Over time I have tried to extend my home automation system and about a year ago I have bought an Current Cost energy monitor, this was after i have tried a number of others and i wasn’t impressed with their performance. Now, the Current Cost was a winner for me mostly of the fact that it is quite easy to connect it to my home automation system, however there is one small problem which is quite annoying. The receiver part has to be plugged in at all times because it is using a power adapter, and in order to connect the receiver to my home automation PC I have to use one USB cable (has an Prolific chip set) which plugs in the PC’s USB port and the other end in the Current Cost’s port which is an RJ45 connection. At some point the USB cable became faulty and after some efforts to revive it i had to give up on fixing it, that is something I don’t usually do. I have tried to read the data by connecting it to an Arduino Uno. Also I have opened the Current Cost receiver just to find inside one of the RFM12B wirelless modules which seem to be so common in many 433.92 MHz appliances. There is even an Arduino library available for it and with a bit of modification it work in both ASK and FSK modes.
Back to the subject now, I wasn’t happy that I have to keep the energy monitor close to the PC in order to connect it to get the data across, I would love to have the energy monitor display in another room but that will stop me from receiving data in the home automation system, so something came across my mind. An USB stick that will act as an receiver for the Current Cost. So let’s make it now the next project here. Apparently, Current Cost have sold over 1.126 million energy monitors, and are introducing new products to give access to Internet connectivity. The “10 channel” display capability of the Current Cost Envi could be used to monitor additional household data – such as solar water heating, gas metering or anything else.

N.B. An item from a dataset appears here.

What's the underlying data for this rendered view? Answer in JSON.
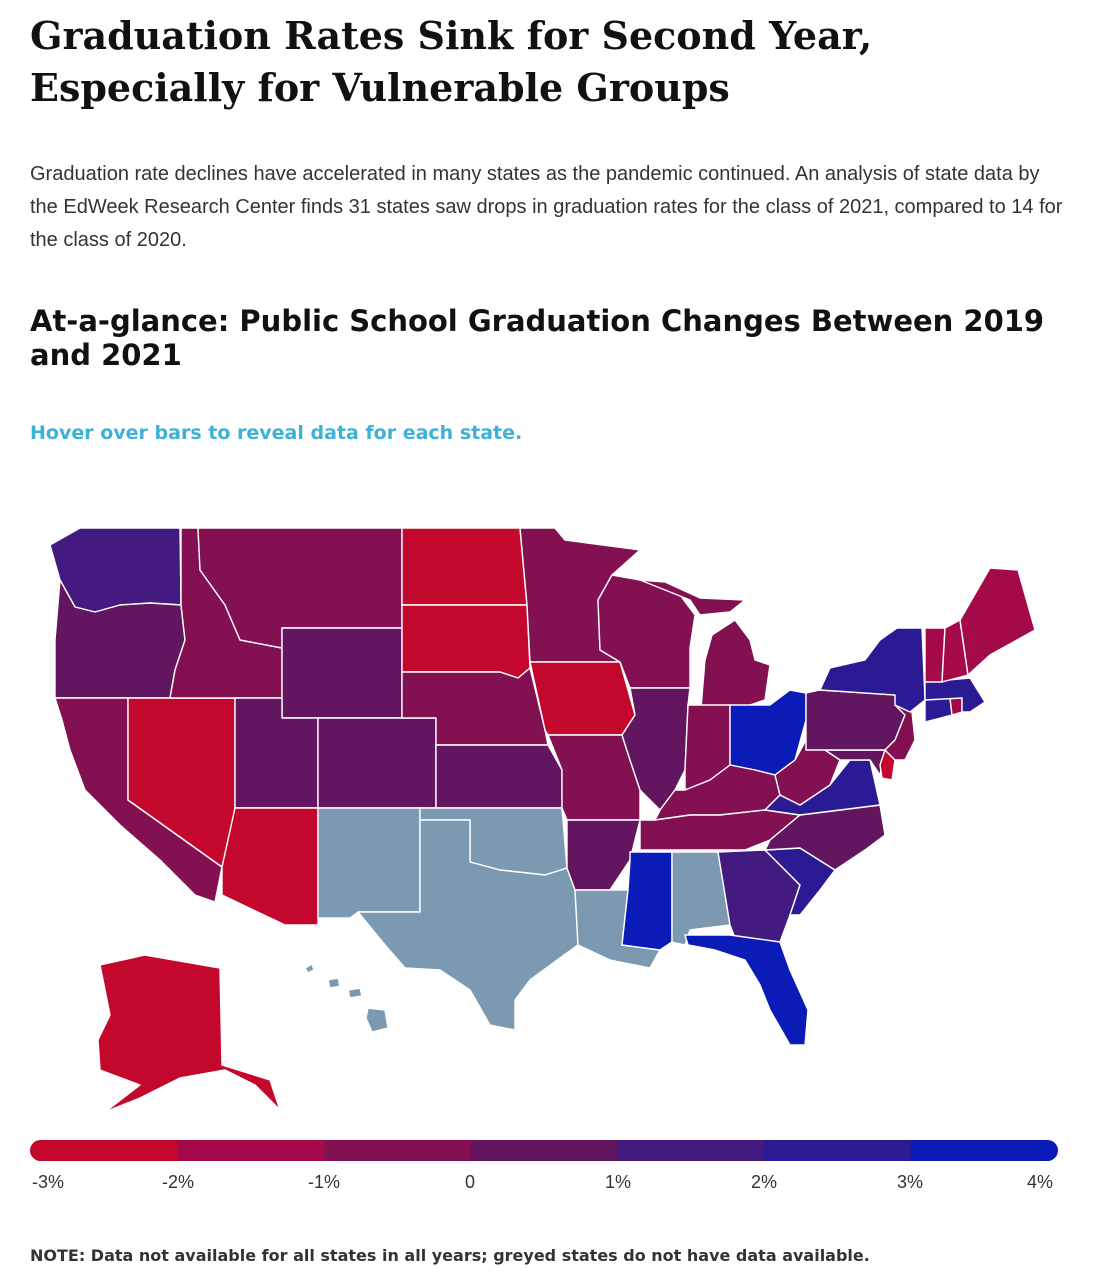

As promised we have built a transceiver USB dongle, for receiving data from various sensors like, smart meters, smoke detectors and temperature/humidity sensors. We’ll provide some code examples on how this trasciever can be used, and software for decoding data from diferent sensors enumerated above.
The schematic is quite simple, using an USB to UART trasciver for the PC interface, an Atmel ATmega88PA Mcu and a RF12B transciever module, with an antenna connected. The MCU clock is generated by a 14.74 Mhz crystal to ensure error free baud rates.
More detaled pictures with the module, out of the policarbonate enclosure, with and without the 433 MHz antenna mounted.
How to use this transceiver?
The main purpose of this transceiver is for prototyping an application with 433Mhz FSK radio link, for building robots , telemetry systems, home automation and more.
The radio stick is programed with a bootloader for easy downloading a new hex file without the need of programing cable. The booloader is free and it can be downloaded from Chip45, including a small GUI for Windows PC. (http://www.chip45.com/info/chip45boot2.html)
Botloader hex files are free, but the source file can be puchased for Chip45 website, if code customisation is required.
The radio stick has a miniature reset button for stopping the application and jumping into bootloader, and bootloader expects to be queried by the programing GUI for ~ 1 second, if not, will jump to user application.
The bootloader is well documented on Chip45 website (http://www.chip45.com/info/chip45boot2.html) so we are not going to explain how to use it on this blog, however we are happy to respond to questions by email.
We are already using this radio stick to successfully receive packets from triphase power sensors, temp/humidity sensors and smoke sensors, but will come back later with more information.